On Thu, 2009-07-30 at 11:41 +0200, Greg Stark wrote:
> I know this is a popular feeling. But you're throwing away decades of
> work in making TCP reliable. You would change feelings quickly if you
> ever faced this scenario too. All it takes is some bad memory or a bad
> wire and you would be turning a performance drain into random
> connection drops.
But if I get bad memory or bad wire I'll get much worse problems
already, and don't tell me it will work more reliably if you don't kill
the connection. It's a lot better to find out sooner that you have those
problems and fix them than having spurious errors which you'll get even
if you don't kill the connection in case of such problems.
> Well it ought to have eventually died. Your patience may have ran out
> before the keep-alive timeouts fired though.

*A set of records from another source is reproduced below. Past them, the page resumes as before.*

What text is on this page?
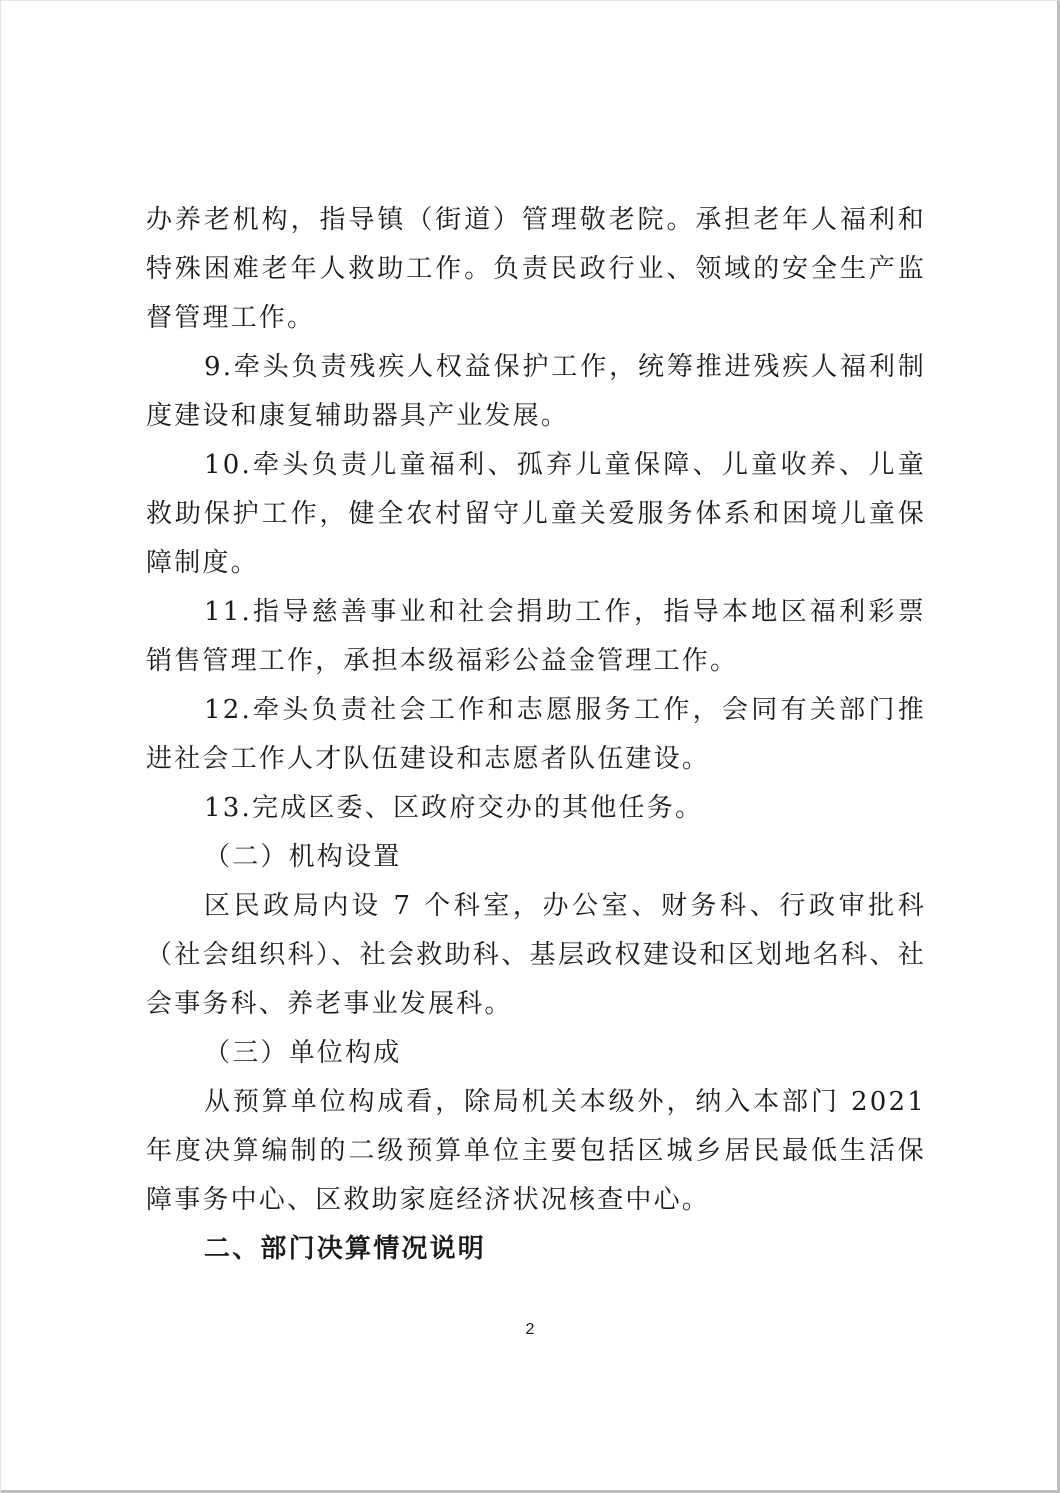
办养老机构，指导镇（街道）管理敬老院。承担老年人福利和特殊困难老年人救助工作。负责民政行业、领域的安全生产监督管理工作。

9.牵头负责残疾人权益保护工作，统筹推进残疾人福利制度建设和康复辅助器具产业发展。

10.牵头负责儿童福利、孤弃儿童保障、儿童收养、儿童救助保护工作，健全农村留守儿童关爱服务体系和困境儿童保障制度。

11.指导慈善事业和社会捐助工作，指导本地区福利彩票销售管理工作，承担本级福彩公益金管理工作。

12.牵头负责社会工作和志愿服务工作，会同有关部门推进社会工作人才队伍建设和志愿者队伍建设。

13.完成区委、区政府交办的其他任务。

（二）机构设置

区民政局内设 7 个科室，办公室、财务科、行政审批科（社会组织科）、社会救助科、基层政权建设和区划地名科、社会事务科、养老事业发展科。

（三）单位构成

从预算单位构成看，除局机关本级外，纳入本部门 2021 年度决算编制的二级预算单位主要包括区城乡居民最低生活保障事务中心、区救助家庭经济状况核查中心。

二、部门决算情况说明

2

Well it lived for at least one hour (could be more, I don't remember for
sure) keeping vacuum from doing it's job on a heavily updated DB. It was
not so much about my patience as about starting to have abysmal
performance, AFTER we fixed the initial cause of the crash, and without
any warning, except of course I did find out immediately that bloat
happens and found the idle transactions and killed them, but I imagine
the hair-pulling for a less experienced postgres DBA. I would have also
preferred that postgres solves this issue on it's own - the network
stack is clearly not fast enough in resolving it.
Cheers,
Csaba.